Even if you are unemployed, you are not released from your obligation to pay support. The court can impute an income and almost any form of compensation from any source can be considered income in this context, including unemployment benefits, pensions, and social security. However, certain public assistance income could be excluded. The same formula and requirements apply to unmarried parents and can be pursued, enforced and modified in the Family Court.
Modifying an Order of Child Support
If you believe a previously established child support order is no longer appropriate, you may petition the court for a modification. After receiving such a petition, the court can review the financial circumstances and child’s needs and adjust the amount you or your child’s other parent should pay if it finds a change in circumstances requires adjustment
In the same vein, a child support order that has been in place at least three years may be modified. In this case, the court no longer requires the petitioning party to demonstrate a substantial change in circumstances but only that at least three years have passed or a party’s income has changed by 15 percent or more since the last order.
Violation of Child Support Orders
In some cases, a parent may fail to pay some, or all of, the ordered child support. Violating such an order can result in a charge of contempt of court, a finding of which could result in a mandate to pay attorney fees and even imprisonment.
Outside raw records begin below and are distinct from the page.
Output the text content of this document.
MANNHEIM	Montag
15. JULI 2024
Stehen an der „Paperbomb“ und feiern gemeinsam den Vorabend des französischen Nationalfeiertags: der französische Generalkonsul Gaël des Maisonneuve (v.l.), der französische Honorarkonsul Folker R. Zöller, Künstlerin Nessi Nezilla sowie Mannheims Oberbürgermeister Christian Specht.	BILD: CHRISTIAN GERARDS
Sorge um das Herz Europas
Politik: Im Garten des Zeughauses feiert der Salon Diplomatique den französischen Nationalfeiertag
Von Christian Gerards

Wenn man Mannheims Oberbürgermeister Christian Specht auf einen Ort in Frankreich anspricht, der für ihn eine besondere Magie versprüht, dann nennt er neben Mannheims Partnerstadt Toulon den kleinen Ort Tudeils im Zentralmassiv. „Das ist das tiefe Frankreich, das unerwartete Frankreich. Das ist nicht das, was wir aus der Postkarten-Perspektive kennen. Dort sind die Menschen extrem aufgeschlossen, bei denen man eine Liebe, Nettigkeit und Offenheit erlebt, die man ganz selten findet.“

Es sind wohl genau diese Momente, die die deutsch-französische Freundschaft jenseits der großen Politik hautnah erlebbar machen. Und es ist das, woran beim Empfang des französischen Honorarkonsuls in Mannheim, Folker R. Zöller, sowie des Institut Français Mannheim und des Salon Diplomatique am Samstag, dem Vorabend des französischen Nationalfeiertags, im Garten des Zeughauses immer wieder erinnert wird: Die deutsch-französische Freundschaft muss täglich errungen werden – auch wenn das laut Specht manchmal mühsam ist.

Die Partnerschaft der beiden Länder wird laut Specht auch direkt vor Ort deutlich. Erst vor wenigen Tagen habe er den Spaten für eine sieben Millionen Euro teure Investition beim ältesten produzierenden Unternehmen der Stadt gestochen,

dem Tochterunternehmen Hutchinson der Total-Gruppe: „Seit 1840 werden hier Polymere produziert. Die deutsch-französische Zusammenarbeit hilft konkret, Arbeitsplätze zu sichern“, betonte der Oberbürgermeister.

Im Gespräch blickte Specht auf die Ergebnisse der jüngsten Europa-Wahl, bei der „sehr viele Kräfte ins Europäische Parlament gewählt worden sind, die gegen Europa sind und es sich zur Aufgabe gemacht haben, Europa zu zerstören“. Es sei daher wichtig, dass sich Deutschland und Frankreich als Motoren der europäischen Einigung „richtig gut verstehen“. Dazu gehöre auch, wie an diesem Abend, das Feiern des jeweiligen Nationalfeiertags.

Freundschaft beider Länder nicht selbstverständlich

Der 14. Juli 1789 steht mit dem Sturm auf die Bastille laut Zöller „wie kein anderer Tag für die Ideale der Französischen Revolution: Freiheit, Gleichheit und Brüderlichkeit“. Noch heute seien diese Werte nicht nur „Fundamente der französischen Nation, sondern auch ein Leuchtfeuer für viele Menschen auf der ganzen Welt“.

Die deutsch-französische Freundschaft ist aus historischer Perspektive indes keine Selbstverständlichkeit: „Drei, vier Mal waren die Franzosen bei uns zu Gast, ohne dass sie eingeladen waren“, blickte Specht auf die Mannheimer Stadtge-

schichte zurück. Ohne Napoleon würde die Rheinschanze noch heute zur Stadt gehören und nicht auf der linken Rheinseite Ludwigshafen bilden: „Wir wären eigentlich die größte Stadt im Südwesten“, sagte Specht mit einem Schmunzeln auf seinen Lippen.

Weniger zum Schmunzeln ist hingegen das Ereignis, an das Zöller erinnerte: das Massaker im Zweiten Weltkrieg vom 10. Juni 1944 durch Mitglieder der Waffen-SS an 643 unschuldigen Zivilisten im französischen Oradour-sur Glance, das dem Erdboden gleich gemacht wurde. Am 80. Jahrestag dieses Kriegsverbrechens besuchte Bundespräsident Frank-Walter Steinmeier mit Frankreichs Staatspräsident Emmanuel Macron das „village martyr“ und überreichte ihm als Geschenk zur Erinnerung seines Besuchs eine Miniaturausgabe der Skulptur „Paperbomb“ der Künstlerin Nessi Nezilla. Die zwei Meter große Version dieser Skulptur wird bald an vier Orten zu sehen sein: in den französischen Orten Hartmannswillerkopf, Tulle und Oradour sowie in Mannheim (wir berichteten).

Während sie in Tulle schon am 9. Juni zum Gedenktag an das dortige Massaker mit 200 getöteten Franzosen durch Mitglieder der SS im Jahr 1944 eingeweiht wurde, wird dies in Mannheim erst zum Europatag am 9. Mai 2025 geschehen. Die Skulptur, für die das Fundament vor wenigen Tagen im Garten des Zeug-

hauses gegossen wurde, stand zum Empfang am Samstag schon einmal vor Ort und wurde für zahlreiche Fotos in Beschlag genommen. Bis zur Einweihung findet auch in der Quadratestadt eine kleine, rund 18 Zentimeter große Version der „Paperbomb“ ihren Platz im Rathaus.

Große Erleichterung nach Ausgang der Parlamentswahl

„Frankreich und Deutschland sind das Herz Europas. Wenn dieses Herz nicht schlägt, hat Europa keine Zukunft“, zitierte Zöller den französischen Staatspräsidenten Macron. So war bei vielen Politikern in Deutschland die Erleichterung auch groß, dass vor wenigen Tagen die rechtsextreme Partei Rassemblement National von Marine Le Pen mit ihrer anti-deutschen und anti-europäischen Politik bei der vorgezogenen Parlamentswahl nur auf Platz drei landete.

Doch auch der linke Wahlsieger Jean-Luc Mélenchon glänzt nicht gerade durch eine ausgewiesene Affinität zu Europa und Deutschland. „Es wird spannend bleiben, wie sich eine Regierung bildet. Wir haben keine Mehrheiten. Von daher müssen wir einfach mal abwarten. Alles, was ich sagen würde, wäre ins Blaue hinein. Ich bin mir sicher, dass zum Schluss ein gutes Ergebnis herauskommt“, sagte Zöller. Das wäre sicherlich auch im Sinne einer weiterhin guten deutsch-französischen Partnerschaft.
When a payor parent violates a child support order, the other parent may request enforcement through court action. The New York Division of Child Support Enforcement Unit can assist in collection of current and past due child support.
The Division, if used to collect support, can garnish wages, intercept tax refunds and suspend the payor’s driver’s or other licensed privileges. In addition, a delinquent payor parent may have property seized, professional licenses forfeited or invalidated, or a lien placed on their home or business.